Let $z = k - 1, M = 51$ , and

$$g(z) = z(51 - z)(50 - z).$$

Since $f(k) = g(k - 1)$ , the maximum of $f$ is attained at $k_{\star} = z_{\star} + 1$ , where $0\leq z_{\star}\leq 49$ is the integer for which the function $g$ is the largest; recall that $1\leq k\leq 50$ . The derivative of $g(z)$ is

$$g^{\prime}(z) = 3z^{2} - 2(2M - 1)z + M(M - 1)$$

and the solutions of the equation $g^{\prime}(z) = 0$ are

$$z_{1,2} = \frac{2M - 1\pm\sqrt{M^{2} - M + 1}}{3}.$$

Since $(M - 1)^{2}< M^{2} - M + 1< M^{2}$ , we find that

$$\begin{array}{l}{{z_{1}\in\left(\frac{M-1}{3},\frac{M}{3}\right)=(16.67,17),}}\\ {{z_{2}\in\left(M-\frac{2}{3},M-\frac{1}{3}\right)=(50.33,50.67).}}\end{array}$$

The quadratic function $g^{\prime}(z)$ is negative on the interval $(z_{1},z_{2})$ and positive everywhere else.

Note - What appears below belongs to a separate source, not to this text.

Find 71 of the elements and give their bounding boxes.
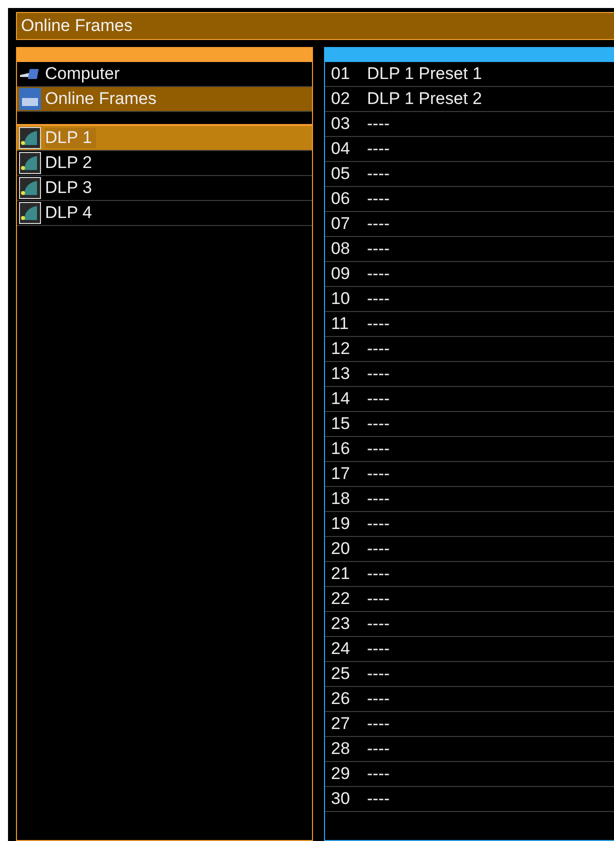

This implies that $g$ is increasing on $(- \infty ,z_{1})$ , decreasing on $(z_{1},z_{2})$ , and increasing on $(z_{2}, + \infty)$ . Hence, the value $0\leq z_{\star}\leq 49$ where $g$ attains its maximum is either $\lfloor z_{1}\rfloor = 16$ or $\lceil z_{1}\rceil = 17$ . In other words, $z_{\star}\in \{16,17\}$ , which corresponds to $k_{\star}\in \{17,18\}$ . Since $f(17) = 19040$ and $f(18) = 19072$ , we conclude that it is optimal to choose is $k = 18$ .